The evidence also established that Keddies had obtained advice from counsel prior to filing the Statement of Claim. It was counsel’s opinion, based on his review of Stacks’ file, that the client ‘will not succeed in these proceedings’. Notwithstanding this advice, and Keddies agreement with counsel that ‘this matter should never proceed to hearing and should be settled at the first available time’ the Proceedings were commenced.

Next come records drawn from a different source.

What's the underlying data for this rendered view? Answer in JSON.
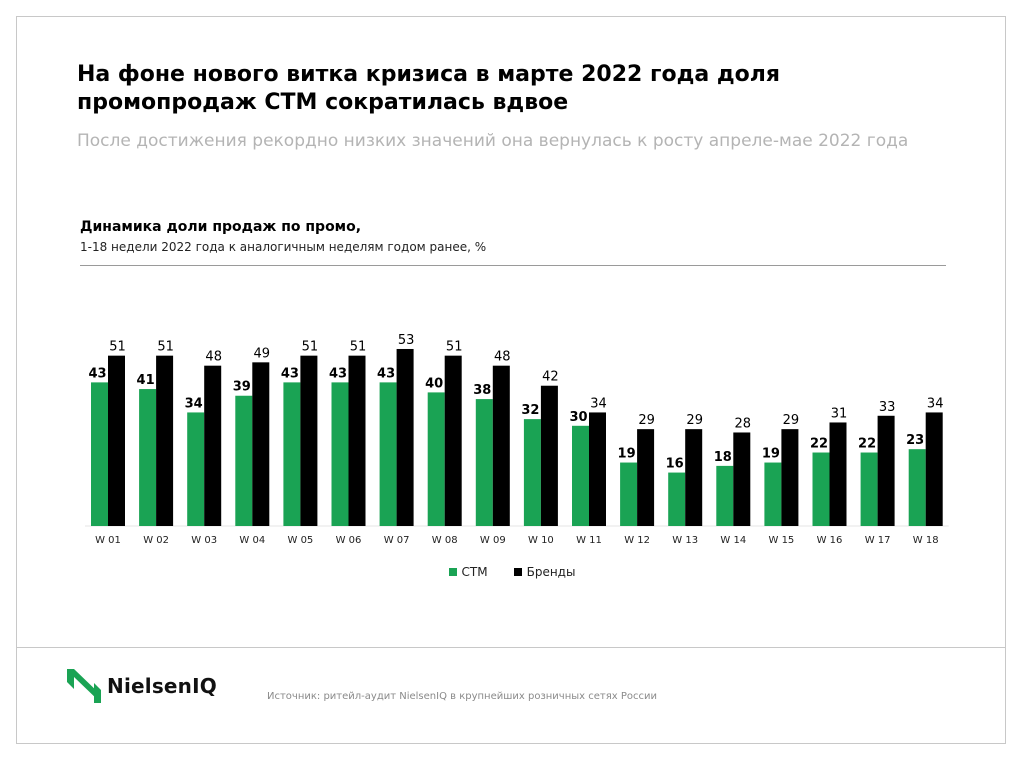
{
  "header": {
    "title": "На фоне нового витка кризиса в марте 2022 года доля промопродаж СТМ сократилась вдвое",
    "subtitle": "После достижения рекордно низких значений она вернулась к росту апреле-мае 2022 года"
  },
  "chart_data": {
    "type": "bar",
    "title": "Динамика доли продаж по промо,",
    "subtitle": "1-18 недели 2022 года к аналогичным неделям годом ранее, %",
    "categories": [
      "W 01",
      "W 02",
      "W 03",
      "W 04",
      "W 05",
      "W 06",
      "W 07",
      "W 08",
      "W 09",
      "W 10",
      "W 11",
      "W 12",
      "W 13",
      "W 14",
      "W 15",
      "W 16",
      "W 17",
      "W 18"
    ],
    "series": [
      {
        "name": "СТМ",
        "color": "#1aa354",
        "label_bold": true,
        "values": [
          43,
          41,
          34,
          39,
          43,
          43,
          43,
          40,
          38,
          32,
          30,
          19,
          16,
          18,
          19,
          22,
          22,
          23
        ]
      },
      {
        "name": "Бренды",
        "color": "#000000",
        "label_bold": false,
        "values": [
          51,
          51,
          48,
          49,
          51,
          51,
          53,
          51,
          48,
          42,
          34,
          29,
          29,
          28,
          29,
          31,
          33,
          34
        ]
      }
    ],
    "ylim": [
      0,
      53
    ],
    "grid": false,
    "legend_position": "bottom-center"
  },
  "legend": {
    "items": [
      {
        "label": "СТМ",
        "color": "#1aa354"
      },
      {
        "label": "Бренды",
        "color": "#000000"
      }
    ]
  },
  "footer": {
    "logo_text": "NielsenIQ",
    "logo_color": "#1aa354",
    "source": "Источник: ритейл-аудит NielsenIQ в крупнейших розничных сетях России"
  }
}
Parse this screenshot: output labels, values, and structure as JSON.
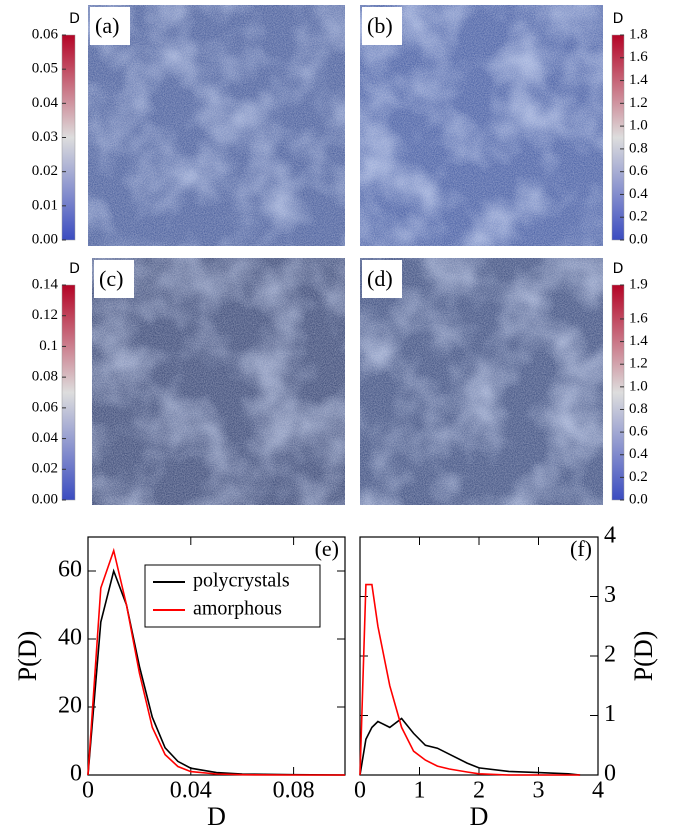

The Proceedings were adjourned part-heard whilst the client was still under cross-examination. Marshall failed to appear at the adjourned hearing date. Marshall’s counsel and Keddies then withdrew from the Proceedings. Colefax DCJ dismissed the Proceedings and ordered that Marshall pay Stacks’ costs. Stacks sought an order that Keddies indemnify Marshall for the costs order pursuant to s348 of the Legal Profession Act 2005 (NSW) (‘the Act’), or s99 of the Civil Procedure Act 2005 (NSW) (‘the CPA’) on the basis that Keddies had provided the client with legal services and commenced the Proceedings in circumstances where there were no reasonable prospects of success. His Honour made an order in Stacks’ favour pursuant to s348 of the Act but rejected Stacks’ alternative application for an order under s99 of the CPA.
Keddies appealed against the s348 costs order made by Colefax DCJ and Stacks cross-appealed against his Honour’s refusal of a costs order under s99 of the CPA. The central issue was whether, at the time of commencing the Proceedings, Keddies had a reasonable belief that the Proceedings had reasonable prospects of success.
Beazely JA (with whom Barrett JA and Sackville AJA agreed) found that the evidence established that Stacks was entitled to act on the client’s ‘clear and firm instructions’ and further, it had no right to compel the client to undergo a psychiatric assessment.
Accordingly, based on the information available to Keddies at the time of filing the Statement of Claim, there was no reasonable prospects of the Proceedings succeeding.
Her Honour held that the phrase ‘without reasonable prospects of success’ means ‘not fairly arguable’ and that Keddies had not established that the lawyers involved in the conduct of the proceedings had ‘applied his or her independent professional mind to the claim’ such as to establish ‘on the basis of provable facts and a reasonably arguable view of the law that the claim has reasonable prospects of success’.
Accordingly, Keddies’ appeal was dismissed, Stacks’ cross-appeal was upheld and Keddies were ordered to pay Stacks’ costs of the Proceedings.
This decision provides guidance as to what is encompassed by the concept reasonable prospect of success. It is an important reminder for lawyers not to commence proceedings in the hope that they will be quickly resolved in circumstances where the facts and law do not arguably support the cause of action pleaded.
Authored by Gabrielle Watts, Lawyer, Sydney.